Manajemen PT GIJ menilai tindakan tersebut bertentangan dengan hasil mediasi yang telah disepakati bersama di hadapan Pemerintah Daerah dan Forkopimda Kabupaten Kapuas. Perusahaan menyebut, seluruh pihak sebelumnya telah menandatangani Berita Acara Mediasi ke-IV pada 18 Februari 2026 di Kantor Bupati Kapuas, yang kemudian kembali ditegaskan dalam mediasi lanjutan pada 14 April 2026.
Dalam kesepakatan itu, para pihak sepakat menjaga situasi tetap aman, damai, dan kondusif sambil menunggu proses hukum di Pengadilan Negeri Kapuas selesai. PT GIJ menilai aksi demonstrasi dan pemasangan spanduk klaim sepihak justru berpotensi memperkeruh keadaan serta mengganggu ketertiban di lapangan.
Perusahaan menegaskan bahwa penyelesaian sengketa telah disepakati melalui jalur hukum yang sah. Karena itu, PT GIJ meminta seluruh pihak menghormati proses persidangan dan tidak melakukan tindakan yang dinilai dapat memicu konflik baru di area kebun plasma.
PT GIJ juga menekankan bahwa operasional kebun tidak boleh berhenti selama perkara masih berproses. Berdasarkan hasil mediasi yang difasilitasi pemerintah daerah, perusahaan saat ini masih bertanggung jawab dalam pengelolaan kebun plasma, termasuk perawatan, pemanenan, dan menjaga produktivitas aset kemitraan.
Menurut perusahaan, gangguan terhadap aktivitas operasional berpotensi merugikan masyarakat yang menggantungkan penghasilan dari kebun tersebut serta dapat berdampak pada keberlangsungan aset plasma.
“Kami mengimbau kepada seluruh anggota koperasi dan masyarakat agar tidak terprovokasi oleh gerakan sepihak ini. Mari kita serahkan dan percayakan penyelesaian masalah ini kepada Majelis Hakim di Pengadilan Negeri Kapuas, bukan dengan cara-cara jalanan yang melanggar hukum,” ujar Carlo selaku perwakilan Corporate Social PT GIJ.

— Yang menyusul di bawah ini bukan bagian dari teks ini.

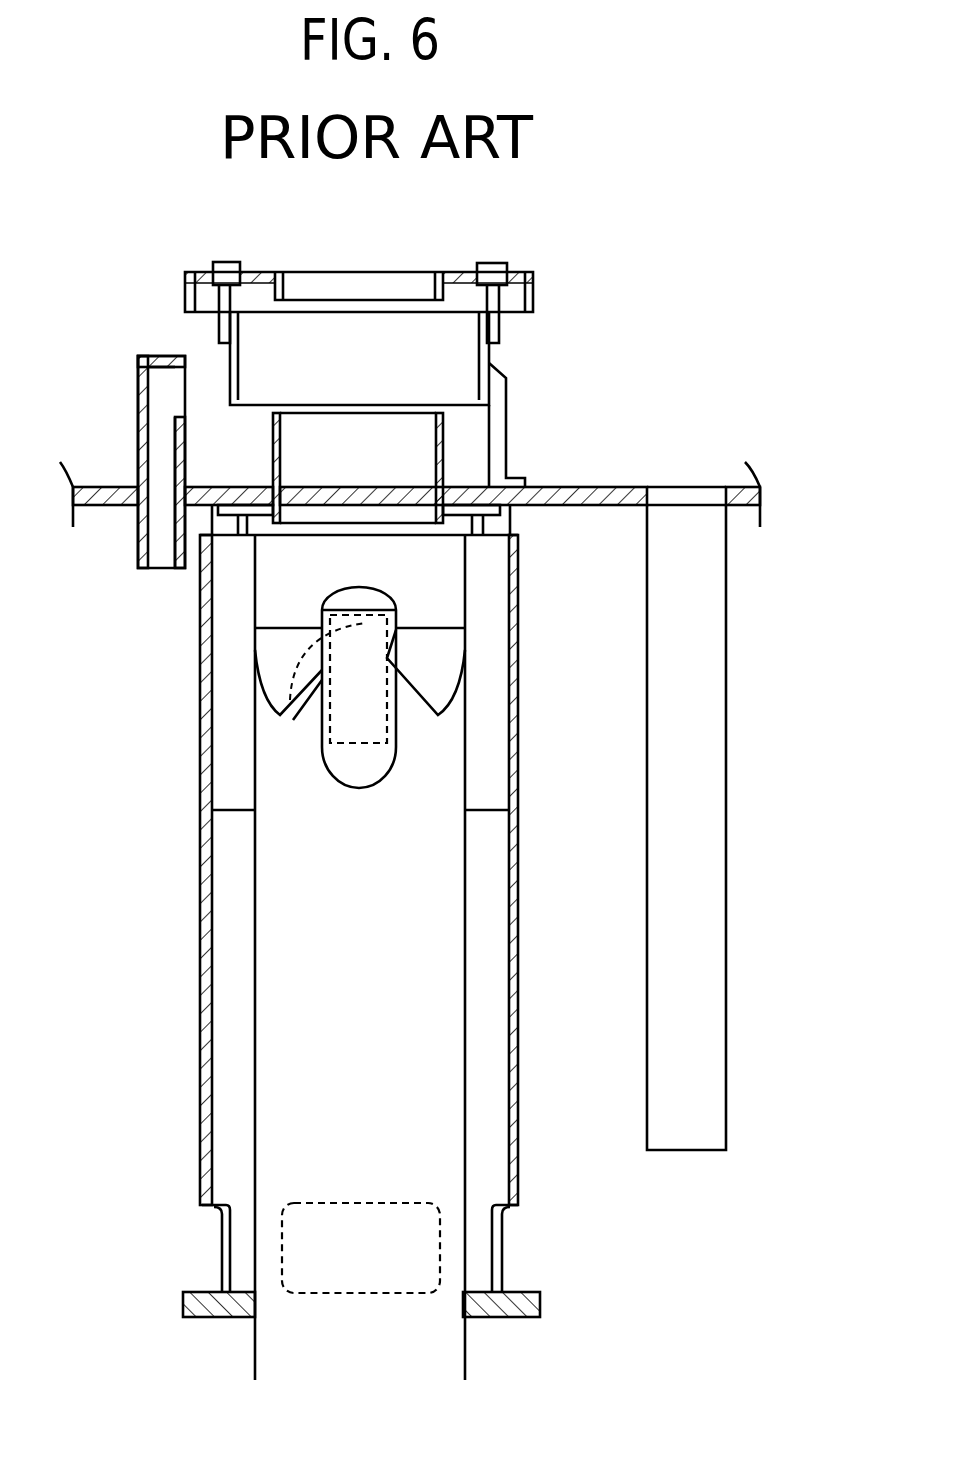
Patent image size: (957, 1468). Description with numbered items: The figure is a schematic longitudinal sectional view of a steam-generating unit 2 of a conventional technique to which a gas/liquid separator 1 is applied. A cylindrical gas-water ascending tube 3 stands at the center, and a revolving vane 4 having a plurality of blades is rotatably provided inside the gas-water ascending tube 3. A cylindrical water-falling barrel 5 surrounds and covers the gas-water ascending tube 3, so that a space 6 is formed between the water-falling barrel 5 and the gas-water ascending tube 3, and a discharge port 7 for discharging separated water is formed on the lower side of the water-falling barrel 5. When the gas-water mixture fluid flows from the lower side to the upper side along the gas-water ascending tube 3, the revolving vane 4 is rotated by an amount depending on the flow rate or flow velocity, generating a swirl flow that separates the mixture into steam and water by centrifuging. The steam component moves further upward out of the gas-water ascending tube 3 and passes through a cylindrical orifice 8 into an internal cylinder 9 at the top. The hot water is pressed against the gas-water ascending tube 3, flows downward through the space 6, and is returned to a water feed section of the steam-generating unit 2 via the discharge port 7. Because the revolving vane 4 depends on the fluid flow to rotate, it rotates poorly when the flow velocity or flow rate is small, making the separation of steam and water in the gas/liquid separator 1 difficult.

The gas/liquid separator 1 is at (380, 585).
The steam-generating unit 2 is at (515, 457).
The gas-water ascending tube 3 is at (255, 905).
The revolving vane 4 is at (360, 772).
The water-falling barrel 5 is at (515, 765).
The space 6 is at (237, 1030).
The discharge port 7 is at (222, 1243).
The cylindrical orifice 8 is at (273, 452).
The internal cylinder 9 is at (465, 350).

PT GIJ memastikan akan terus berkoordinasi dengan aparat kepolisian dan pemerintah daerah guna menjaga keamanan dan ketertiban di wilayah Kabupaten Kapuas. Perusahaan juga menegaskan tidak akan tinggal diam terhadap tindakan yang dinilai mengganggu keamanan karyawan maupun aktivitas operasional perusahaan.